Föllmi: Der ganze Prozess basiert zunächst auf der jährlichen Unternehmens-Berichterstattung. Entsprechend starten wir etwa Ende März mit einem ersten Screening und analysieren in einem ersten Schritt mit unserem Researchteam in Riga die Kennzahlen und entsprechende Veränderungen. Diese Rankings führen wir für unterschiedliche Länder und auch Regionen durch. Der Vorschlag wird schließlich Anfang Mai in der Jury diskutiert und verabschiedet. Auf Basis der Gesamtdaten wird auch ein globaler Sieger gekürt, in diesem Jahr das US-Unternehmen SEI Investments.
IPE D.A.CH: Spielen ESG-Kriterien in diesem Rahmen auch eine Rolle?
Föllmi: Wir kommen hier aus der klassischen Kennzahlenanalyse und damit aus einer ganz anderen Richtung als ESG-Analysen. Dennoch sehen wir natürlich auch den Einfluss von ESG-Faktoren auf Unternehmen und damit letztlich auch auf ihre Kennzahlen. Aus unserer Beobachtung nehmen Unternehmen, die betriebswirtschaftlich sehr gut dastehen, bei ESG-Kriterien selten einen hinteren Platz ein – im Gegenteil.
IPE D.A.CH: Das deutsche Unternehmen Rational AG, ein Industrieküchenhersteller, ist bei Ihnen seit Jahren nicht nur in Deutschland, sondern oft auch für die Region Europa auf Platz 1 zu finden. Wie beständig sind die analysierten Unternehmen?
Föllmi: In der Top-Gruppe der Länder gibt es durchaus Bewegung, aber insgesamt sind die guten Unternehmen doch sehr beständig. Letztlich ist es auch das, was sie als Investor sehen möchten. Entsprechend achten wir auch bei den analysierten Kennzahlen auf Beständigkeit.

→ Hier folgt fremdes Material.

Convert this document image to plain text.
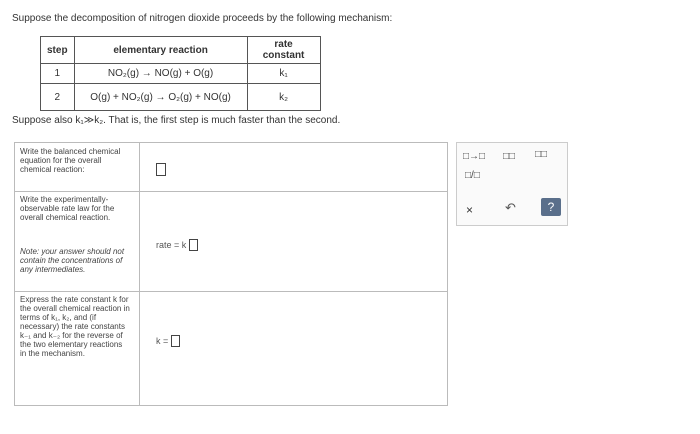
Suppose the decomposition of nitrogen dioxide proceeds by the following mechanism:
step	elementary reaction	rate constant
1	NO₂(g) → NO(g) + O(g)	k₁
2	O(g) + NO₂(g) → O₂(g) + NO(g)	k₂
Suppose also k₁≫k₂. That is, the first step is much faster than the second.
Write the balanced chemical equation for the overall chemical reaction:
Write the experimentally-observable rate law for the overall chemical reaction.
Note: your answer should not contain the concentrations of any intermediates.
rate = k
Express the rate constant k for the overall chemical reaction in terms of k₁, k₂, and (if necessary) the rate constants k₋₁ and k₋₂ for the reverse of the two elementary reactions in the mechanism.
k =
□→□ □□ □□
□/□
× ↶	?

IPE D.A.CH: Ist ein Branchenbias zu erkennen?
Föllmi: Es gibt in der Tat einen gewissen Bias hin zu Unternehmen wie Sektoren bzw. Branchen wie Gesundheit, Pharma & IT. Diese Branchen konnten in den letzten Jahren überzeugen. Am unteren Ende findet man dagegen tendenziell den Finanzsektor.
IPE D.A.CH: Welche Trends sehen Sie ansonsten über die vergangenen Jahre?
Föllmi: Ganz interessant ist der Blick auf die Regionen. Europäische Unternehmen sind gegenüber ihrem Anteil im MSCI World beim Thema Corporate Excellence eher unterrepräsentiert. Gerade die letzten zwei Jahre war die Anzahl der „guten“ Firmen aus Europa deutlich rückläufig. Zulegen konnten dagegen Unternehmen aus den Emerging Markets und insbesondere auch Japan.
IPE D.A.CH: Wie groß sind dann die Unterschiede innerhalb Europas?
Föllmi: Die Unterschiede sind durchaus massiv, selbst unter den Gewinnern. So ist beispielsweise der Gewinner in Belgien – Lotus Bakeries NV – nur auf Platz 123 in der europäischen Auswertung. Da gibt es große Unterschiede in der Qualitätstektonik von Land zu Land.
IPE D.A.CH: Besten Dank für diese Einblicke!